We note that the submitted sample is not marked with its country of origin, which is the United Kingdom. Section 134.11 of the Customs Regulations (19 C.F.R. 134.11) provides in part:

Unless excepted by law...every article of foreign origin (or its container) imported into the U.S. shall be marked in a conspicuous place as legibly, indelibly, and permanently as the nature of the article (or container) will permit, in such a manner as to indicate to an ultimate purchaser in the U.S. the English name of the country of origin of the article, at the time of importation into the Customs territory of the U.S.

Further, “Americana Collection” is considered to be potentially confusing to the retail consumer. Section 134.46, CR (19 C.F.R. §134.46), requires that in any case in which the words “American” or any variation, or the name of any foreign country other than the country of origin appears on an imported article or its container, there shall appear, legibly and permanently, in close proximity to such words, and in at least a comparable size, the name of the country of origin preceded by “Made in,” Product of,” or other words of similar meaning. In this case, this applies to “Americana” and any reference to Canada. “Made in Canada” may not appear at all; however, “Packaged in Canada” would be allowed if “Made in the United Kingdom” or “Made in UK” also appears as stated above.
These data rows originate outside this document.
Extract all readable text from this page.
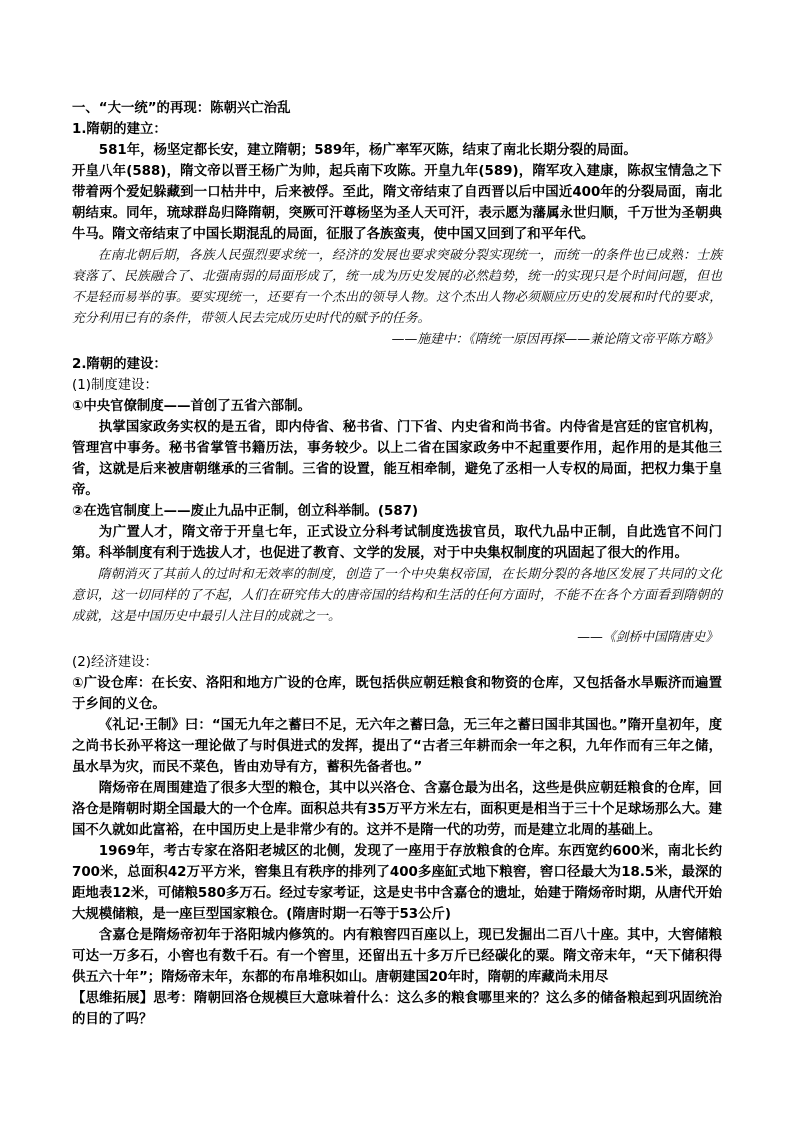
一、“大一统”的再现：陈朝兴亡治乱

1.隋朝的建立：

581年，杨坚定都长安，建立隋朝；589年，杨广率军灭陈，结束了南北长期分裂的局面。

开皇八年(588)，隋文帝以晋王杨广为帅，起兵南下攻陈。开皇九年(589)，隋军攻入建康，陈叔宝情急之下带着两个爱妃躲藏到一口枯井中，后来被俘。至此，隋文帝结束了自西晋以后中国近400年的分裂局面，南北朝结束。同年，琉球群岛归降隋朝，突厥可汗尊杨坚为圣人天可汗，表示愿为藩属永世归顺，千万世为圣朝典牛马。隋文帝结束了中国长期混乱的局面，征服了各族蛮夷，使中国又回到了和平年代。

在南北朝后期，各族人民强烈要求统一，经济的发展也要求突破分裂实现统一，而统一的条件也已成熟：士族衰落了、民族融合了、北强南弱的局面形成了，统一成为历史发展的必然趋势，统一的实现只是个时间问题，但也不是轻而易举的事。要实现统一，还要有一个杰出的领导人物。这个杰出人物必须顺应历史的发展和时代的要求，充分利用已有的条件，带领人民去完成历史时代的赋予的任务。

——施建中：《隋统一原因再探——兼论隋文帝平陈方略》

2.隋朝的建设：

(1)制度建设：

①中央官僚制度——首创了五省六部制。

执掌国家政务实权的是五省，即内侍省、秘书省、门下省、内史省和尚书省。内侍省是宫廷的宦官机构，管理宫中事务。秘书省掌管书籍历法，事务较少。以上二省在国家政务中不起重要作用，起作用的是其他三省，这就是后来被唐朝继承的三省制。三省的设置，能互相牵制，避免了丞相一人专权的局面，把权力集于皇帝。

②在选官制度上——废止九品中正制，创立科举制。(587)

为广置人才，隋文帝于开皇七年，正式设立分科考试制度选拔官员，取代九品中正制，自此选官不问门第。科举制度有利于选拔人才，也促进了教育、文学的发展，对于中央集权制度的巩固起了很大的作用。

隋朝消灭了其前人的过时和无效率的制度，创造了一个中央集权帝国，在长期分裂的各地区发展了共同的文化意识，这一切同样的了不起，人们在研究伟大的唐帝国的结构和生活的任何方面时，不能不在各个方面看到隋朝的成就，这是中国历史中最引人注目的成就之一。

——《剑桥中国隋唐史》

(2)经济建设：

①广设仓库：在长安、洛阳和地方广设的仓库，既包括供应朝廷粮食和物资的仓库，又包括备水旱赈济而遍置于乡间的义仓。

《礼记·王制》曰：“国无九年之蓄曰不足，无六年之蓄曰急，无三年之蓄曰国非其国也。”隋开皇初年，度之尚书长孙平将这一理论做了与时俱进式的发挥，提出了“古者三年耕而余一年之积，九年作而有三年之储，虽水旱为灾，而民不菜色，皆由劝导有方，蓄积先备者也。”

隋炀帝在周围建造了很多大型的粮仓，其中以兴洛仓、含嘉仓最为出名，这些是供应朝廷粮食的仓库，回洛仓是隋朝时期全国最大的一个仓库。面积总共有35万平方米左右，面积更是相当于三十个足球场那么大。建国不久就如此富裕，在中国历史上是非常少有的。这并不是隋一代的功劳，而是建立北周的基础上。

1969年，考古专家在洛阳老城区的北侧，发现了一座用于存放粮食的仓库。东西宽约600米，南北长约700米，总面积42万平方米，窖集且有秩序的排列了400多座缸式地下粮窖，窖口径最大为18.5米，最深的距地表12米，可储粮580多万石。经过专家考证，这是史书中含嘉仓的遗址，始建于隋炀帝时期，从唐代开始大规模储粮，是一座巨型国家粮仓。(隋唐时期一石等于53公斤)

含嘉仓是隋炀帝初年于洛阳城内修筑的。内有粮窖四百座以上，现已发掘出二百八十座。其中，大窖储粮可达一万多石，小窖也有数千石。有一个窖里，还留出五十多万斤已经碳化的粟。隋文帝末年，“天下储积得供五六十年”；隋炀帝末年，东都的布帛堆积如山。唐朝建国20年时，隋朝的库藏尚未用尽

【思维拓展】思考：隋朝回洛仓规模巨大意味着什么：这么多的粮食哪里来的？这么多的储备粮起到巩固统治的目的了吗？
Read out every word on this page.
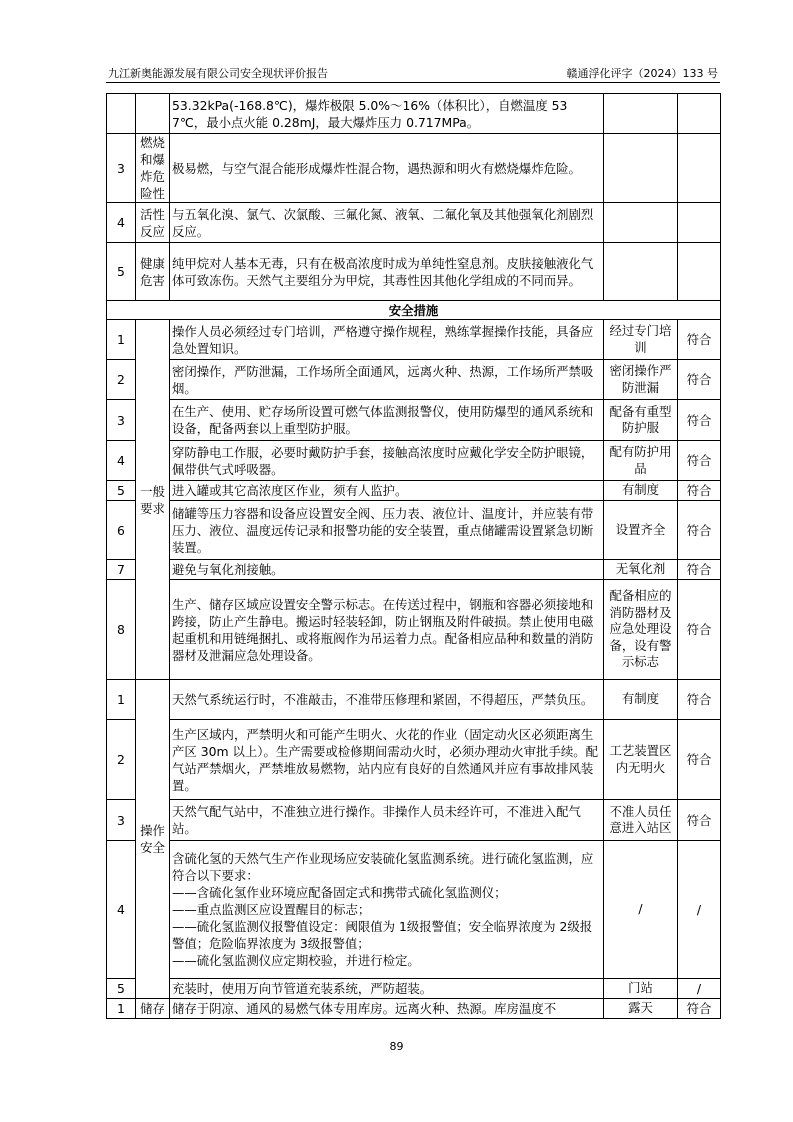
九江新奥能源发展有限公司安全现状评价报告	赣通浮化评字（2024）133 号
		53.32kPa(-168.8℃)，爆炸极限 5.0%～16%（体积比），自燃温度 537℃，最小点火能 0.28mJ，最大爆炸压力 0.717MPa。		
3	燃烧和爆炸危险性	极易燃，与空气混合能形成爆炸性混合物，遇热源和明火有燃烧爆炸危险。		
4	活性反应	与五氧化溴、氯气、次氯酸、三氟化氮、液氧、二氟化氧及其他强氧化剂剧烈反应。		
5	健康危害	纯甲烷对人基本无毒，只有在极高浓度时成为单纯性窒息剂。皮肤接触液化气体可致冻伤。天然气主要组分为甲烷，其毒性因其他化学组成的不同而异。		
安全措施				
1	一般要求	操作人员必须经过专门培训，严格遵守操作规程，熟练掌握操作技能，具备应急处置知识。	经过专门培训	符合
2		密闭操作，严防泄漏，工作场所全面通风，远离火种、热源，工作场所严禁吸烟。	密闭操作严防泄漏	符合
3		在生产、使用、贮存场所设置可燃气体监测报警仪，使用防爆型的通风系统和设备，配备两套以上重型防护服。	配备有重型防护服	符合
4		穿防静电工作服，必要时戴防护手套，接触高浓度时应戴化学安全防护眼镜，佩带供气式呼吸器。	配有防护用品	符合
5		进入罐或其它高浓度区作业，须有人监护。	有制度	符合
6		储罐等压力容器和设备应设置安全阀、压力表、液位计、温度计，并应装有带压力、液位、温度远传记录和报警功能的安全装置，重点储罐需设置紧急切断装置。	设置齐全	符合
7		避免与氧化剂接触。	无氧化剂	符合
8		生产、储存区域应设置安全警示标志。在传送过程中，钢瓶和容器必须接地和跨接，防止产生静电。搬运时轻装轻卸，防止钢瓶及附件破损。禁止使用电磁起重机和用链绳捆扎、或将瓶阀作为吊运着力点。配备相应品种和数量的消防器材及泄漏应急处理设备。	配备相应的消防器材及应急处理设备，设有警示标志	符合
1	操作安全	天然气系统运行时，不准敲击，不准带压修理和紧固，不得超压，严禁负压。	有制度	符合
2		生产区域内，严禁明火和可能产生明火、火花的作业（固定动火区必须距离生产区 30m 以上）。生产需要或检修期间需动火时，必须办理动火审批手续。配气站严禁烟火，严禁堆放易燃物，站内应有良好的自然通风并应有事故排风装置。	工艺装置区内无明火	符合
3		天然气配气站中，不准独立进行操作。非操作人员未经许可，不准进入配气站。	不准人员任意进入站区	符合
4		含硫化氢的天然气生产作业现场应安装硫化氢监测系统。进行硫化氢监测，应符合以下要求：
——含硫化氢作业环境应配备固定式和携带式硫化氢监测仪；
——重点监测区应设置醒目的标志；
——硫化氢监测仪报警值设定：阈限值为 1级报警值；安全临界浓度为 2级报警值；危险临界浓度为 3级报警值；
——硫化氢监测仪应定期校验，并进行检定。	/	/
5		充装时，使用万向节管道充装系统，严防超装。	门站	/
1	储存	储存于阴凉、通风的易燃气体专用库房。远离火种、热源。库房温度不	露天	符合
89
Normally, Sections 134.11, CR (19 CFR 134.11) would require that each ball of yarn be marked with the country of origin. However, an article is excepted from marking under 19 USC 1304 (a)(3)(D) and Section 134.32(d), CR (19 CFR 134.32(d)), if the marking of a container of such article will reasonably indicate the origin of such article. Accordingly, if Customs is satisfied that the yarn will remain in its container (the plastic zipper bag) until it reaches the ultimate purchaser and if the ultimate purchaser can tell the country of origin of the yarn by viewing the container in which it is packaged, the individual balls of yarn would be excepted from marking under this provision.

This ruling is being issued under the provisions of Part 181 of the Customs Regulations (19 C.F.R. 181).

A copy of the ruling or the control number indicated above should be provided with the entry documents filed at the time this merchandise is imported. If you have any questions regarding the ruling, contact National Import Specialist Mitchel Bayer at 646-733-3102.

Should you wish to request an administrative review of this ruling, submit a copy of this ruling and all relevant facts and arguments within 30 days of the date of this letter, to the Director, Commercial Rulings Division, Headquarters, U.S. Customs Service, 1300 Pennsylvania Ave. N.W., Washington, D.C. 20229.